- Court: Judicial Committee of the Privy Council
- Full case name: The Fort Frances Pulp and Paper Company Limited v The Manitoba Free Press Company Limited and others
- Decided: 25 July 1923
- Citation: [1923] UKPC 64, [1923] A.C. 695

Case history
- Appealed from: Appellate Division of the Supreme Court of Ontario

Court membership
- Judges sitting: Viscount Haldane, Lord Buckmaster, Lord Sumner, Lord Parmoor, Lord Phillimore

Case opinions
- Decision by: Viscount Haldane

Keywords
- emergency powers

= Fort Frances Pulp and Paper v Manitoba Free Press =

1923 Canadian constitutional law case

Fort Frances Pulp and Paper v Manitoba Free Press is a decision on the Canadian Constitution by the Judicial Committee of the Privy Council on the "emergency doctrine" of the peace, order and good government power in the British North America Act, 1867.

==Background==

During World War I, through orders in council under the War Measures Act, the Canadian government maintained strict control on the supply and price of goods. After the war had ended, the controls were continued in certain key sectors, including newsprint, under an order in council made on 20 December 1919. Controls on the supply and price of paper had been vested in the Paper Control Tribunal under an order in council made on 16 September 1918, and the Canadian Parliament passed an act in 1919 to place the Tribunal on a statutory footing for it to complete its work on all outstanding issues arising prior to the declaration of peace.

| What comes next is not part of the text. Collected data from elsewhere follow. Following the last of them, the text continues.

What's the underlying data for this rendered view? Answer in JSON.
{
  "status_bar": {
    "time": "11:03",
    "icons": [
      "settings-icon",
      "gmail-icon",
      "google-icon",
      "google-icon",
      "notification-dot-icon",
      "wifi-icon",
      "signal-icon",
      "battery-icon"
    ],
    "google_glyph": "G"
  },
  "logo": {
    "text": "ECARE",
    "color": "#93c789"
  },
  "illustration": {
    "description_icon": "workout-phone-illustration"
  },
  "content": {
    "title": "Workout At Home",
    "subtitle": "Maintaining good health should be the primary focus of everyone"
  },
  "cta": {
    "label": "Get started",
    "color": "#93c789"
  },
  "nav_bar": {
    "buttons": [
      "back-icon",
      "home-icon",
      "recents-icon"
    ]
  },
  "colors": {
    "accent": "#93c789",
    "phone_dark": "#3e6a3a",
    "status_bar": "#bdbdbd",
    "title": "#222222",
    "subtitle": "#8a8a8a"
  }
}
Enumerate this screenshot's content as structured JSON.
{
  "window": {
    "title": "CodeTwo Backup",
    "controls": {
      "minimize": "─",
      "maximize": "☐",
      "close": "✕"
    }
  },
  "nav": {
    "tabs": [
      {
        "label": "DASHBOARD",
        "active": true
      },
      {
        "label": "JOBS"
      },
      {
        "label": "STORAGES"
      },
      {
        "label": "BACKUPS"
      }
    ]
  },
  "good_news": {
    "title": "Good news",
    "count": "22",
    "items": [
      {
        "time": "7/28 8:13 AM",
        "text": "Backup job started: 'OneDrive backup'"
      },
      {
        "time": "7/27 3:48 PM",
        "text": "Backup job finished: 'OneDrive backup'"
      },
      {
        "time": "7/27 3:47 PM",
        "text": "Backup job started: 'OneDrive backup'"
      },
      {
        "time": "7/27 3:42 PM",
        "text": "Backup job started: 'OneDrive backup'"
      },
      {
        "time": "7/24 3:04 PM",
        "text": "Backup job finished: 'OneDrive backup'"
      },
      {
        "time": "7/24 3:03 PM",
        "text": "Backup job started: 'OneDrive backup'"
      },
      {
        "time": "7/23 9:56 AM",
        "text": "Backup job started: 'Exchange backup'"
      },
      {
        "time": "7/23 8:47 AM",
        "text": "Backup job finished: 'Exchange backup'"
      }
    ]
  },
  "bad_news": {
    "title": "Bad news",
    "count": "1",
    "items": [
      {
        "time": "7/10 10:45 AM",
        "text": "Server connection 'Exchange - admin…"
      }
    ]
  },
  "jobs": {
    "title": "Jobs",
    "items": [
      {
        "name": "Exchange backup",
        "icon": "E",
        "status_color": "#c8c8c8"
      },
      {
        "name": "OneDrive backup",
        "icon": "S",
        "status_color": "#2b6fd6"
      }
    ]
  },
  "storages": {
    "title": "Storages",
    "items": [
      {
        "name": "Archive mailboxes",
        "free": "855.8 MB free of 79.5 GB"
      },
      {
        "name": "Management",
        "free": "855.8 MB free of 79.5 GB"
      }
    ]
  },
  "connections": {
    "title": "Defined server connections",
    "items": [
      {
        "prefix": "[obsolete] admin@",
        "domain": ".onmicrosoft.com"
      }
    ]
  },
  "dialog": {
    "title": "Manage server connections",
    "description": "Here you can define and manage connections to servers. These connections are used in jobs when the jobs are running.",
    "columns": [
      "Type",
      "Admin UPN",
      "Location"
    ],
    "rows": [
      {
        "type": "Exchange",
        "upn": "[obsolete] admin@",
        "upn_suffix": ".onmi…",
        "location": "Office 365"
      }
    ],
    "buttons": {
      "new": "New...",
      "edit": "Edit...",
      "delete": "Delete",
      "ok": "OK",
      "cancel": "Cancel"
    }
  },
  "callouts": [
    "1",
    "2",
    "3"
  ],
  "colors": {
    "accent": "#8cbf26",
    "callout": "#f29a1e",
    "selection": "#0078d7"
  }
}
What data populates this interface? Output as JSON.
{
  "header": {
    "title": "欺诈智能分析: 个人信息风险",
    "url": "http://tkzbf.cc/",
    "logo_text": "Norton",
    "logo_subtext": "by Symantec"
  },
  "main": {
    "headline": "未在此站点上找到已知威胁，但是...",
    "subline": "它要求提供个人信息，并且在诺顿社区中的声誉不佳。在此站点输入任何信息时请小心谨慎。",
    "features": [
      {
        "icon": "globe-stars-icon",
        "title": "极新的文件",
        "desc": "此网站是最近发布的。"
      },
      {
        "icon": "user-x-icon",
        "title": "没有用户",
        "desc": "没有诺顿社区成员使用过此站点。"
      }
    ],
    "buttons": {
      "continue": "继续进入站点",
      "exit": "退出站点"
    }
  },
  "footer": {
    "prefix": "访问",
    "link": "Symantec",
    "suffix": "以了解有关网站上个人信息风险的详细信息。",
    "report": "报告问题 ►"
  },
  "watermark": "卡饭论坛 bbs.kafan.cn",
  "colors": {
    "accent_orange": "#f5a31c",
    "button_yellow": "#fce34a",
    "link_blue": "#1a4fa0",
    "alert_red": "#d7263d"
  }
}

The Manitoba Free Press, a Winnipeg newspaper publisher, purchased paper from Fort Frances Pulp and Paper. Orders made by the Paper Control Tribunal on 8 July 1920 provided for a reduction of the price that had been paid, representing margins in excess of the regulated price. The Manitoba Free Press brought an action against Fort Frances in the Supreme Court of Ontario to recover the specified amount. Fort Frances counterclaimed for an amount equal to the market price of the paper, less sums that had already been paid.

==Lower courts==

At the Trial Division, Riddell J gave judgment for the plaintiffs by holding that the orders of the Tribunal were valid. The counterclaim was consequentially dismissed. He also noted that "all the powers of the Minister, Controller and Tribunal were intra vires and valid, even in a state of profound peace."

The trial judge's ruling was upheld on appeal to the Appellate Division although it considered that the question was one of contract, as Fort Frances had issued invoices at the specified prices and the Free Press had paid them on the basis that the prices were provisional and subject to orders to be made by the Paper Control Tribunal. As a result, it was not necessary to question the validity of those orders.

Fort Frances appealed the ruling to the Privy Council.

==Privy Council==

The judgment was upheld although the Board noted that it preferred the trial judge's reasoning to that of the appeal court. However, it did not necessarily agree with Riddell J's view as to how far the federal power could extend.

Viscount Haldane held that it was not in the Board's power to determine if there was a "national emergency" and that it was entirely in the authority of the Canadian Parliament to determine its existence. Relying on its recent ruling in the Board of Commerce case, he stated that an emergency is determined by common sense and that since World War I was clearly a "national emergency," there was sufficient reason to invoke the "emergency doctrine:"

That the basic instrument on which the character of the entire constitution depends should be construed as providing for such centralised power in an emergency situation follows from the manifestation in the language of the Act of the principle that the instrument has among its purposes to provide for the State
regarded as a whole, and for the expression and influence of its public opinion as such.

Nonetheless, any use of the emergency power must be temporary. However, it was for the federal government to decide when the state of emergency was over:

...very clear evidence that the crisis has wholly passed away would be required to justify the judiciary, even when the question raised was one of ultra vires which it had to decide, in overruling the decision of the Government that exceptional measures were still requisite.

In that regard, the Board agreed with a recent ruling of the US Supreme Court on the question, which is notable as being the first of only two times that the Board cited the decisions of that court.

==Impact==

This decision, like many others of its time, completely ignored the "national concern" doctrine established earlier in Russell v. The Queen, but it was significant in explaining how far the "emergency doctrine" could extend in times of emergency and effectively incorporating the principle of salus populi est suprema lex. Haldane noted:

•...it does not follow that in a very different case, such as that of sudden danger to social order arising from the outbreak of a great war, the Parliament of the Dominion cannot act under other powers which may well be implied in the constitution. The reasons given in the Board of Commerce Case recognize exceptional cases where such a power may be implied.

Therefore, in time of an emergency, provincial powers can be overridden for the peace, order and good government of Canada as a whole. In addition, the discretion given to the Parliament of Canada as to how long an emergency continues was exercised again in the period after World War II.